İftardan 2,5 saat önce
   kuyruğa giriyorlar

Ramazan ayının gelmesiyle birlikte, belediyeler tarafından açılan iftar çadırları meydanlardaki yerlerini aldı. İftar saatinde binlerce insanın kuyruğa girerek, saatlerce ücretsiz yemek alabilmek için beklemesi; her Ramazan olduğu gibi aynı görüntülere neden oldu. İstanbul için oruç açma saati 19.10 iken, vatandaşlar 16.30'dan itibaren kuyruğa girmeye başladı. Kimi evine yetişemeyeceği için, kimisi ise ilk iftarı kalabalık bir insan topluluğuyla açmak istediği için Eminönü'ndeki çadırı seçmiş. Ama aralarında Ramazan için alışveriş yapmış olan kimse yok. Bekar evlerinin yoğun olduğu Eminönü'ndeki işçiler de çadırda oruç açmaya gelenlerden. Ezanın okunmasına kısa bir süre kala yemek dağıtımına başlanırken, okunduktan bir saat sonra dahi çadır girişindeki kuyruk bitmiyor. Çadırda oturacak yer bulamayanlar ise yemeklerini alarak ya bir bankı, ya da bir duvar dibini mesken tutuyorlar.

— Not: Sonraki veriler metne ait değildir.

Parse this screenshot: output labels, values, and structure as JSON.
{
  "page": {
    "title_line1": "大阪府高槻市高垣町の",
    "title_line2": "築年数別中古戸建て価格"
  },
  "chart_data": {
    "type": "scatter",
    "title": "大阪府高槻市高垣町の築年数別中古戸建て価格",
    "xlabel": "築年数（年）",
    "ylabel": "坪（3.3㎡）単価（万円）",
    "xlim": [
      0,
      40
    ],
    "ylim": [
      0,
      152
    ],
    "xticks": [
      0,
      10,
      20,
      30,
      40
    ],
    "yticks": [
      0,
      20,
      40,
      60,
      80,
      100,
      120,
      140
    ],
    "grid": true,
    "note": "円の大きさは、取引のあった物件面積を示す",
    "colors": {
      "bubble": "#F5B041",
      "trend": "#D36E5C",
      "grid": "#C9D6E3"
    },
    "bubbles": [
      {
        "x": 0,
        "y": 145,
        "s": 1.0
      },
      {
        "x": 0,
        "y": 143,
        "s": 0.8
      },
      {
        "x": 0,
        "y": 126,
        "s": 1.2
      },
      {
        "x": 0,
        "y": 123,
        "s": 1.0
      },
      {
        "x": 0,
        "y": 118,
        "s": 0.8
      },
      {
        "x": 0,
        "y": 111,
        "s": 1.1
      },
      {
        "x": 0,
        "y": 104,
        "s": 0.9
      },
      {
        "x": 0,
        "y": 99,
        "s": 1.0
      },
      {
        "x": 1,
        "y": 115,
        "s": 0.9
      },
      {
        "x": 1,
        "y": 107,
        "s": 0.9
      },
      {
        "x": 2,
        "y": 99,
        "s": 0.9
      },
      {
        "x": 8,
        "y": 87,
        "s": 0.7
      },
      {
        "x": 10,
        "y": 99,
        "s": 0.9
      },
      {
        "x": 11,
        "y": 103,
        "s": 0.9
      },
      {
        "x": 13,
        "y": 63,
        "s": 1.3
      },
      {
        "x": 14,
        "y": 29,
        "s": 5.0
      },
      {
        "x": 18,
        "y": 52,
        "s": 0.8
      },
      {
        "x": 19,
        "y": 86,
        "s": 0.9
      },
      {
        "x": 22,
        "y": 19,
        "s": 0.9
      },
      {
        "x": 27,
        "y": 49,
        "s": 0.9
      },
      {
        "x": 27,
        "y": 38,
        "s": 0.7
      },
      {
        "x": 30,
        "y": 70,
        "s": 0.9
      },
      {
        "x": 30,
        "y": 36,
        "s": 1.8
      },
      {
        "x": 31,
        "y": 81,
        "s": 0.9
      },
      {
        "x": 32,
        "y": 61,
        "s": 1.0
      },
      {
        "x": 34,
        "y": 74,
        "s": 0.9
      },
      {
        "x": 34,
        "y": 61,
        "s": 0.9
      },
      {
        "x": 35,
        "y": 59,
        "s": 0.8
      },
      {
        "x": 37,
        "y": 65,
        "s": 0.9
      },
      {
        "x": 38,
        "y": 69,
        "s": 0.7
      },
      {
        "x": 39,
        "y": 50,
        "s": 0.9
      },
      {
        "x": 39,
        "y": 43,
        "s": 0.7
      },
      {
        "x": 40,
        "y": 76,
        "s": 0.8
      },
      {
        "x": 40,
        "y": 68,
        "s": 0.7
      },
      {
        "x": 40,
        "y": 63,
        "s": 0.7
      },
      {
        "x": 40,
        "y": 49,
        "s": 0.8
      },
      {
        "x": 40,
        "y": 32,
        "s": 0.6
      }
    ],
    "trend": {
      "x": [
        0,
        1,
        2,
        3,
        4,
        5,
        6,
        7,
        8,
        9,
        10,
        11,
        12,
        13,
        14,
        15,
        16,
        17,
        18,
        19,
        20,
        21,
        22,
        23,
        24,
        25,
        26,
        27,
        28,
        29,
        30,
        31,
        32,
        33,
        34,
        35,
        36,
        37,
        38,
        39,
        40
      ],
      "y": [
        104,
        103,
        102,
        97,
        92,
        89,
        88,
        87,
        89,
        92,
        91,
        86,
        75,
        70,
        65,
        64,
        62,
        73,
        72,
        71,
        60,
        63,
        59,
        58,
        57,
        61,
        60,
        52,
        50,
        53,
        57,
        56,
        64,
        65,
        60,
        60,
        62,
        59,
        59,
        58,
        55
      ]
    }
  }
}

Değişiklik olsun Yüzlerce metre uzunluğundaki kuyruğun en başında yer alanlardan biri de Yalçın Karadeniz. Saat 16.30'dan beri beklediğini, kuyruğun giderek uzadığını ifade eden Karadeniz, "Burası Eminönü olduğu için buradan günde 250 bin insan geçiyor. Çadırın da bu kadar kalabalık olması doğal. Buraya gelenler genelde yoksul kesim. Her gün buraya gelmiyorum ben, bugün ilk gün. İşyerim buraya yakın olduğu için buraya geldim" diye konuşuyor. Konfeksiyon işçisi Ahmet Ayhan ise, Ramazan'ın kendileri için sıradan bir günmüş gibi geçtiğini söylüyor. "Razaman alışverişi yapmadık ki" diyen Ayhan, "Şu an evde olsak, yine daha önce karnımızı nasıl doyuruyorsak onları yiyerek doyuracaktık karnımızı. Aşağı yukarı 17.00'den beri buradayız. 1 saat sonra açılacak oruç ama, şimdiden kuyruğa girdik biz de. Buradan geçiyorduk, bir değişiklik olsun diye orucu çadırda açalım dedik" diyerek anlatıyor çadırda bulunma sebebini.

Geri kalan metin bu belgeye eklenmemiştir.